Integer Replacement

This is a problem I brought along to the WICSxACM Technical Interview Prep workshop on January 13, 2020.

Problem Description ¶

Source: LeetCode 397

Given a positive integer $n$ , you can perform the following operations:

If $n$ is even, replace $n$ with $n/2$
If $n$ is odd, replace $n$ with either $n + 1$ or $n - 1$

What is the minimum number of replacements needed for $n$ to become $1$ ?

Hints ¶

The initial temptation is to go for a fancy, math-based $O(1)$ solution, but there are more general approaches that will increase your chances of actually coming up with a solution. What are some other approaches you can think of?
How can you think of the problem as a graph? (For this workshop, I know there have been quite a few other graph problems, so this will be fresh in your mind.)

Solution ¶

I have implemented one possible solution to the problem in C++.

Approach 1: BFS ¶

This solution was suggested in the Hints. The idea is to think of the numbers as a graph, where each number is a node and there are edges connecting each node $x$ to $x/2$ if $x$ is even, or to $x + 1$ and $x - 1$ if $x$ is odd. We can then perform a BFS (Breadth-First Search) on the graph to find the length of the shortest path from $n$ to $1$ .
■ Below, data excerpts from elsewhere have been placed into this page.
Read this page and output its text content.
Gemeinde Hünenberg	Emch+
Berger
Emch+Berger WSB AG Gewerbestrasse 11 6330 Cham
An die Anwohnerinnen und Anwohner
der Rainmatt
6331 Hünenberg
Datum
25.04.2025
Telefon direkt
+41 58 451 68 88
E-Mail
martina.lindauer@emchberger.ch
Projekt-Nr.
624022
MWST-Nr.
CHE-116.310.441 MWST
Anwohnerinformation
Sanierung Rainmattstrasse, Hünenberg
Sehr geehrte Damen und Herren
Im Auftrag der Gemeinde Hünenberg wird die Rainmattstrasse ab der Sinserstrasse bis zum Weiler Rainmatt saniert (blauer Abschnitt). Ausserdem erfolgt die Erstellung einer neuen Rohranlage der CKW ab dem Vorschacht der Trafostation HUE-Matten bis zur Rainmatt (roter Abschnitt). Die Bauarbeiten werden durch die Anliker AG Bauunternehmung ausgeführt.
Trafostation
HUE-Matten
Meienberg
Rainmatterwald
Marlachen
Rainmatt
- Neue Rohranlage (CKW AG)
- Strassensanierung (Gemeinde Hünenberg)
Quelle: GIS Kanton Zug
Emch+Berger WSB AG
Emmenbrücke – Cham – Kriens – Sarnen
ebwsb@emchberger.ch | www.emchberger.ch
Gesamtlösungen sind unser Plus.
Time complexity: $O(n)$ – we can only encounter numbers in the range $[1, 2n]$ since if you reach $2n$ , you wasted a bunch of steps because $2n$ can just be divided by $2$ to get $n$ . Since we never visit the same number twice, the time complexity is $O(2n) = O(n)$
Space complexity: $O(n)$ – same reason as above.

class Solution {
 public:
  int integerReplacement(int n) {
    // Queue for BFS -- each pair holds a number `x` and the number
    // of steps it is from `n`. We use `long long` to account for the
    // edge case when `n == INT_MAX`. Note that as we pop nodes from
    // and add nodes to this queue, the number of steps gradually
    // increases. Furthermore, note that we are guaranteed to visit all nodes
    // that are `k` steps from `n` before any nodes that are `k + 1` steps
    // from `n`.
    queue<pair<long long, int>> q;

    // Visited set -- holds numbers that have already been encountered.
    // Numbers enter this set when they are first encountered by the
    // algorithm. We do not want to revisit these numbers because we only
    // care about the minimum number of steps to visit them.
    unordered_set<long long> visited;

    // The queue starts with `n` at 0 steps, and `n` is visited to begin with.
    q.push({n, 0});
    visited.insert(n);

    // BFS loop.
    while (!q.empty()) {
      // Retrieve the next `x` and `steps` from the queue.
      long long x;
      int steps;
      tie(x, steps) = q.front();  // See std::tie
      q.pop();

      // We solved the problem -- return the number of steps.
      if (x == 1) return steps;

      if (x % 2 == 0) {
        // If x is even, the only node connected to it will be `x/2`
        if (visited.find(x / 2) == visited.end()) {
          // Make sure to record that `x/2` is visited.
          visited.insert(x / 2);
          // Add `x/2` with one more step than `x`.
          q.push({x / 2, steps + 1});
        }
      } else {
        // Same as above, except we now have `x + 1` and `x - 1`
        if (visited.find(x + 1) == visited.end()) {
          visited.insert(x + 1);
          q.push({x + 1, steps + 1});
        }
        if (visited.find(x - 1) == visited.end()) {
          visited.insert(x - 1);
          q.push({x - 1, steps + 1});
        }
      }
    }

    // If for some reason no solution was found.
    return -1;
  }
};

Alternate Approaches ¶

If you look at the discussions on the original LeetCode problem, you will see references to dynamic programming (DP) and recursion.